Before sociologists began to speak about “the culture of poverty,” Delaney was, back in 1958, depicting the constricted environment and sometimes self-defeating behavior underlying it—and, remarkably enough, she did this with searing insight in this, her first play, written when she was only 18.
In this production from the Pearl Theatre, scenic designer Harry Feiner gives pictorial life to this dreary environment through a backdrop of crowded houses beneath a gray miasma—strongly suggesting Delaney’s sooty hometown of Salford, an industrial community in northern England, near Manchester. As if that weren’t enough, there is the dialogue (“That river, it’s the colour of lead. Look at the washing, it’s dirty, and look at those filthy children.”)
Wanting to break from everything Helen represents, Jo reaches out to those well outside the accepted norms of the time: to the black sailor, Jimmy (given beguiling life by Ade Otukoya) and, when she elects to go on her own, to Geoffrey, whose gay lifestyle has made him an outcast and nomad and needing companionship and friendship as much as Jo. But relationships are temporary and provisional, and Delaney, while leaving her heroine a margin of hope, also is at pains to demonstrate the odds facing her.
A Taste of Honey was directed with considerable aplomb by Austin Pendleton, who, as I discussed in a post earlier this week, simultaneously guided another British Fifties import to an estimable Off-Broadway run: N.C. Hunter’s A Day by the Sea, from the Mint Theater Co.
While both plays mix drama and comedy, their worldviews, stagecraft and resulting challenges to companies reviving them differ dramatically. Hunter’s characters are primarily the upper-middle-class, speaking naturalistic dialogue, in tones of intensely repressed regret; Delaney’s are working-class, ready with a bitter accusation (“The time to have taken care of me was years ago, when I couldn’t take care of myself," Jo tells her mother) or sharply cynical humor (Jo, again to her mother: “You don't look forty. You look a sort of well-preserved sixty.”)
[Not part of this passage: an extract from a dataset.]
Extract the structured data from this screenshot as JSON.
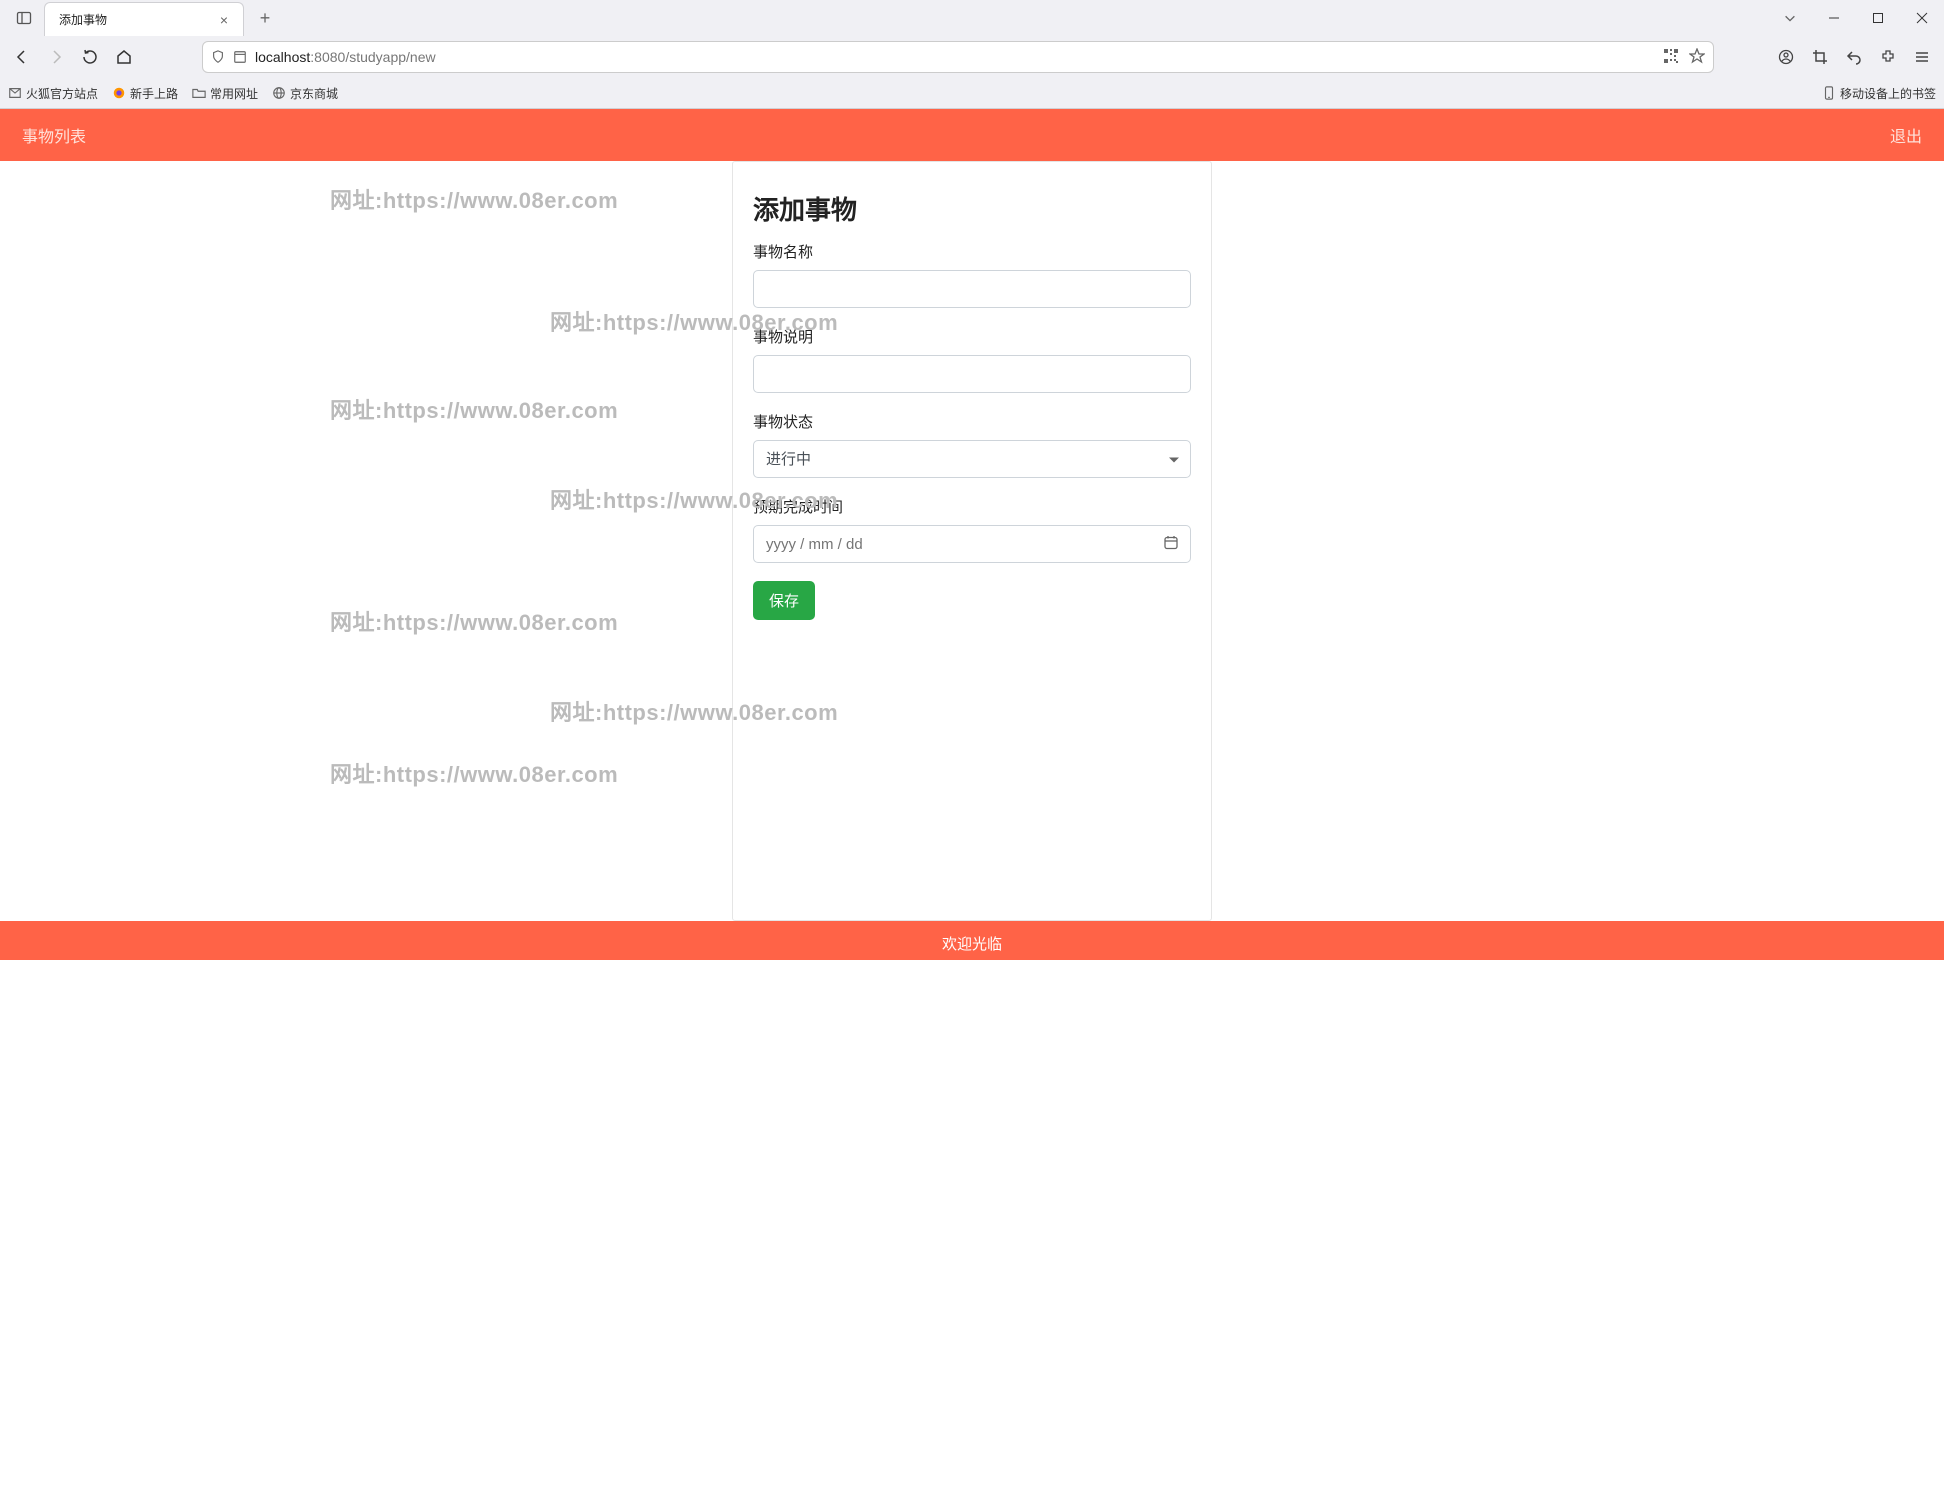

Hunter’s Chekhovian dramedy bears all the hallmarks of the “well-made play” prevalent to that time; Delaney, on the other hand, with her characters’ alienation and defiance of social norms, belongs to what was sometimes termed the “kitchen sink realistic” movement of the late 1950s and early 1960s. As it happened, both writers never achieved the same level of success that they had in the Fifties (though Delaney, who died only five years ago, still turned out the occasional screenplay and radio play well into her sixties--including a 1961 adaptation of A Taste of Honey directed by Tony Richardson and starring Rita Tushingham as Jo).
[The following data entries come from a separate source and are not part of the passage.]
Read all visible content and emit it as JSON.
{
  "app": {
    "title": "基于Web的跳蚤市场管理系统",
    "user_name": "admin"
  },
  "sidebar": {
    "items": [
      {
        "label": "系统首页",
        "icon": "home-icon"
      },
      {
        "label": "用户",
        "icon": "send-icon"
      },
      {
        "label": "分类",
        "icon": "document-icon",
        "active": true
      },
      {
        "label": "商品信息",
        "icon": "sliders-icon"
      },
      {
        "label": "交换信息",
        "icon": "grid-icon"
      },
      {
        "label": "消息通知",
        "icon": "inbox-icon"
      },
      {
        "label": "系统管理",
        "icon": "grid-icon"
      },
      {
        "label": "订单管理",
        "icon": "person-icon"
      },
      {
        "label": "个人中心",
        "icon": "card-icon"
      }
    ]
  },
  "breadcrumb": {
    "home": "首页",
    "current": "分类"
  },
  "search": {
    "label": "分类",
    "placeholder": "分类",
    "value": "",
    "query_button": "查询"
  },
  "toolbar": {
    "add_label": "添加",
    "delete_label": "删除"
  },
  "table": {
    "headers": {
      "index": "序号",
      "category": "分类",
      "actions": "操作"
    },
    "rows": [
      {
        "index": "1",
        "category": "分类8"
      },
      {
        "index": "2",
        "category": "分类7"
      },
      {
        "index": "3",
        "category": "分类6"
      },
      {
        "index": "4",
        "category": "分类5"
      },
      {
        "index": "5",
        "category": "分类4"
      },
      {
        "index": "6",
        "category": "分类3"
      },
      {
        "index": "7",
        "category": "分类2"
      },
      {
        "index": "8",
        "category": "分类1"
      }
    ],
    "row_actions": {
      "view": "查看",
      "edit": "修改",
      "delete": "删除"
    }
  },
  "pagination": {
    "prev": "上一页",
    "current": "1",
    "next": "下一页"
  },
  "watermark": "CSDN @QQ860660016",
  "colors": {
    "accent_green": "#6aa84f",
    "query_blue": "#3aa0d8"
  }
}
Delaney’s script has been well-served by a talented quintet of actors. In addition to Otukoya, these include John Evans Reese as Geoffrey; Pearl Theatre vets Rachel Botchan and Bradford Cover as, respectively, Helen and her alcoholic, womanizing lover Peter; and especially Rebekah Brockman as Jo.
Off to the side of the stage (and, at points, even stepping into the action), a trio of musicians play jazz tunes, most notably—what else?—Herb Alpert’s “A Taste of Honey.” It is the same bit of stagecraft employed by the original director of the show, Joan Littlewood, in Great Britain, employing musical shorthand to evoke those who, like Jo, Jimmy and Geoffrey, are beyond category—and certainly beyond the norms of their time.
Delaney's work--even this most famous of them all--does not show up very much in the U.S. these days. Those who haven't seen this production of what is generally deemed her best would be well-advised to catch it before it closes on Sunday.